Ada yang menarik dalam Rapat Paripurna DPRA tgl 14 September 2009 lalu, mayoritas pembicara, baik yang menyampaikan pandangan umum ataupun pendapat akhir fraksi, menyetujui dan mendukung hukuman rajam. Yang menolak hanyalah fraksi Partai Demokrat itupun secara tersirat minta agar hukuman rajam ditukar dengan ta‘zir empat bulan penjara ditambah dengan dikawinkan. Sebagai tambahan informasi, dalam naskah yang dikirim Pansus kepada Rapat Paripurna DPRA dalam pasal 24 disebutkan: (1) Setiap orang yang dengan sengaja melakukan zina diancam dengan ‘uqubat hudud 100 (seratus) kali cambuk bagi yang belum menikah dan ‘uqubat rajam/hukuman mati bagi yang sudah menikah. Sedang di dalam naskah yang dikirimkan DPRA kepada Pemerintah Aceh (yang direvisi karena ada masukan dari fraksi-fraksi setelah Rapat Paripurna) redaksi tersebut berubah menjadi: (1) Setiap orang yang dengan sengaja melakukan zina diancam dengan ‘uqubat hudud 100 (seratus) kali cambuk bagi yang belum menikah dan ‘uqubat hudud 100 (seratus) kali cambuk serta ‘uqubat rajam/hukuman mati bagi yang sudah menikah.

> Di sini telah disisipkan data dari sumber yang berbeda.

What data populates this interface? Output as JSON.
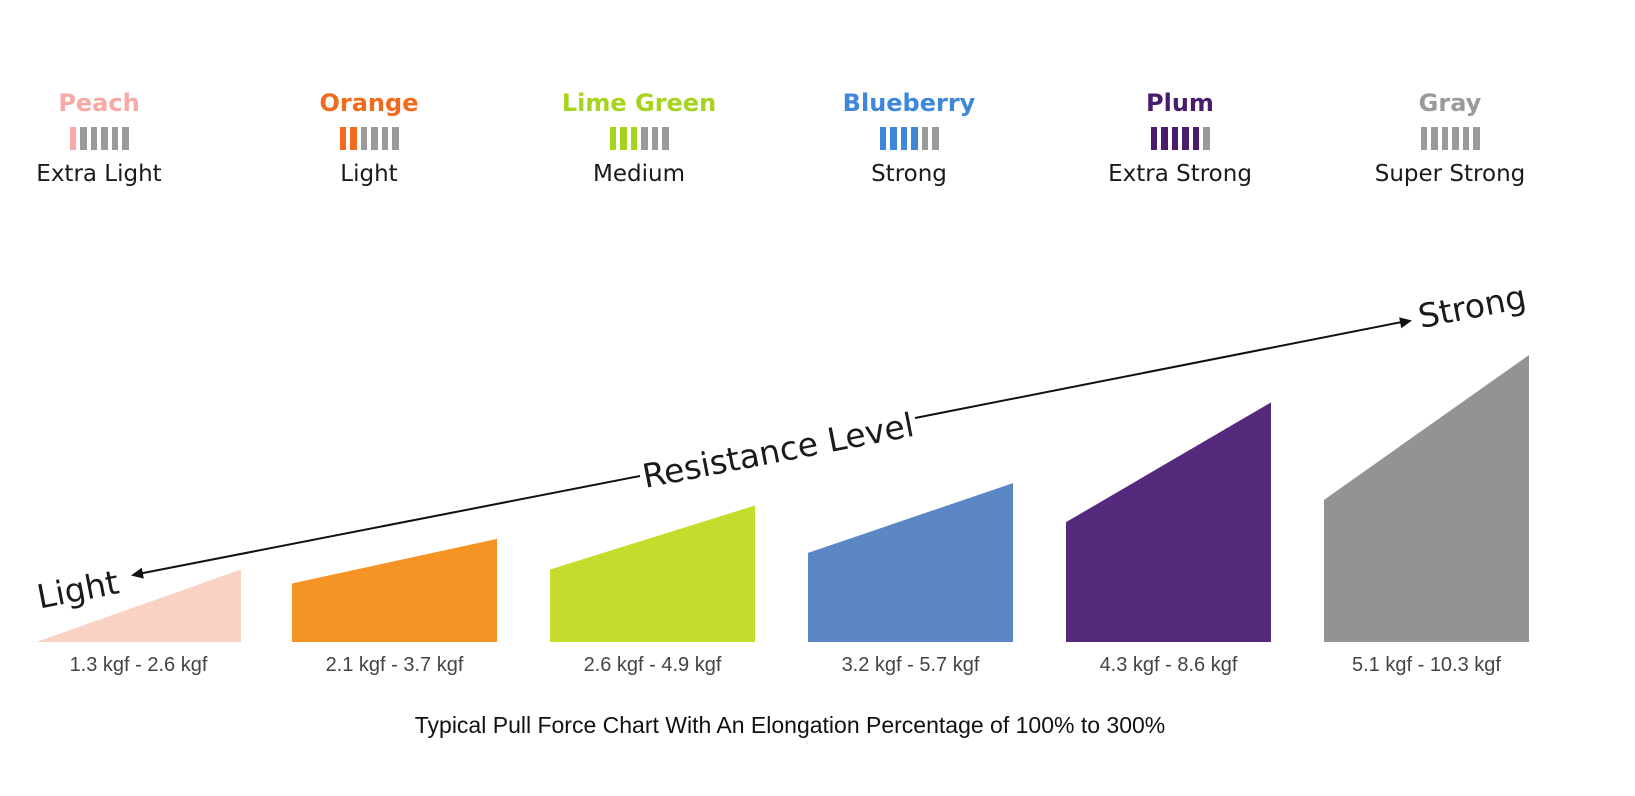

Mengenai tatacara pelaksanaan hukuman rajam, dalam naskah itu juga tidak tercantum sedikitpun. Tetapi dalam naskah yang dikirimkan DPRA kepada Eksekutif, dimasukkan sebuah pasal baru (244) yang berbunyi: Jika terhukum dihukum dengan ‘uqubat rajam/hukuman mati, maka pelaksanaan hukumannya dilakukan oleh petugas yang ditunjuk oleh jaksa yang mekanisme pelaksanaannya akan diatur oleh Mahkamah Agung. Mengenai pengertian rajam sendiri, tidak ditemukan rumusannya.
Ingin saya katakan, bahwa Islam agama rahmatan lil alamin. Salah satu prinsipnya, keliru dalam menghukum sehingga tidak menjatuhkan hukuman kepada orang yang bersalah adalah lebih baik daripada keliru dalam menghukum sehingga menjatuhkan hukuman kepada orang yang tidak bersalah. Karena itu, lepas dari apakah kedua qanun ini sudah berlaku atau belum, membiarkan hukuman rajam dalam bentuk seperti sekarang ini sangatlah merugikan umat Islam Aceh.
Rumusan yang ada sekarang memberi peluang kepada pihak luar untuk berimajinasi secara liar dan sensasional, yang umumnya akan menimbulkan citra negatif. Jadi kita perlu mendukung dan mendorong agar DPRA yang baru memberi prioritas utama untuk menyempurnakan dan memperbaiki kelemahan yang ada dalam kedua qanun ini sehingga wajah Islam di Aceh yang rahmatan lil alamin tetap dapat kita jaga dengan baik. Mari memohon hidayah dan perlindungan hanya kepada Allah SWT. Wallahu alam bish-shawab.
Oleh Prof.Dr. Al Yasa’ Abubakar
Penulis adalah dosen pada IAIN Ar-Raniry, mantan Kadis Syariat Islam Aceh.